Select Page

In October Oli undertook a two week trip to South Africa to survey apple orchards during blossom, in support of Innovate UK project number 104610. Here’s how he got on.

I began my surveying in Ceres and the Koue Bokkeveld, where I was lucky to find several Gala orchards that had not yet dropped all of their blossoms. My first surprise was just how big South African trees are! Being closer to the equator, South Africa receives much more sunlight than the UK, which allows commercial trees on dwarfing rootstocks to grow up to 4 or even 5 metres if not kept in check. I visited several orchards with 2-3 year old new trees that were larger than established orchards back in England. In particular I visited one Golden Delicious orchard planted in the mid 1990s that had 4 metre trees with trunks over 20cm in diameter – they looked less like fruit trees and more like solid columns of bloom and leaf!

After a successful few days surveying in Ceres, I headed south to the Grabouw area where I had been told the trees were still in bloom. Whereas the Koue Bokkeveld farms are arranged in huge neat grids, the Grabouw orchards are more irregular in shape and (it seems) always on the side of a very steep hill. For these surveys I based myself back in the town of Stellenbosch, which meant dodging troops of baboons on the R45 road every morning on the way to the farms.

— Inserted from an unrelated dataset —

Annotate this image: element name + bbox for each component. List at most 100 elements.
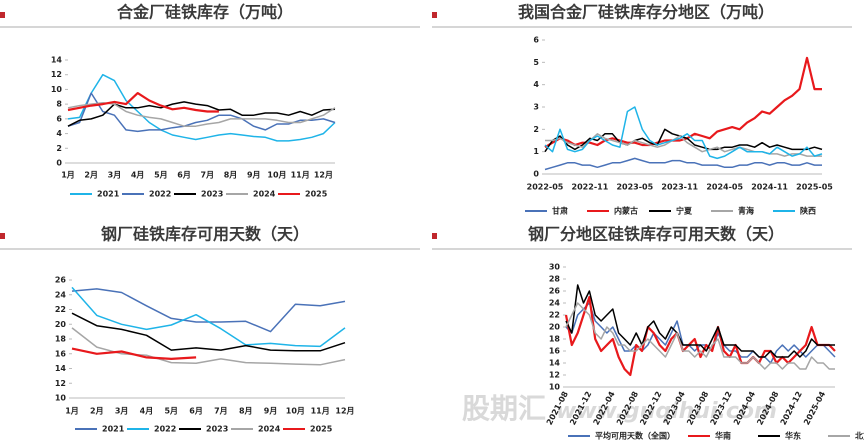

Grabouw yielded more surveys of Gala, Pink Lady and Kanzi trees.

By the middle of my second week, it was time to admit that the 2019 blossom period was now well and truly over. I had gathered several excellent datasets, plenty to keep the project going until spring in the northern hemisphere when we could survey with more with our UK partner farms. As I had a few days to spare before my flight home, I was able to see some of the sights of Cape Town. Highlights were the brightly coloured houses of the Bo Kaap district, a delicious meal at the Shortmarket Club (thank you Yagro!) and the drive from City Bowl down to Camps Bay and Llandudno. But the pinnacle of the trip was a visit to the penguin colony at Boulder Beach. The beach is a protected nature reserve, but for a small entrance fee you can walk along the raised walkways and see the penguins nesting under the trees or sunbathing on the beach’s boulders. They are very very cute, but also very very smelly…

While South African agriculture is facing a wide range of pressures both natural and manmade, I found the fruit sector to be vibrant, forward thinking and open to new ideas. A two hour time difference to the UK, a warm welcome and great food mean Outfield will certainly be back in South Africa soon!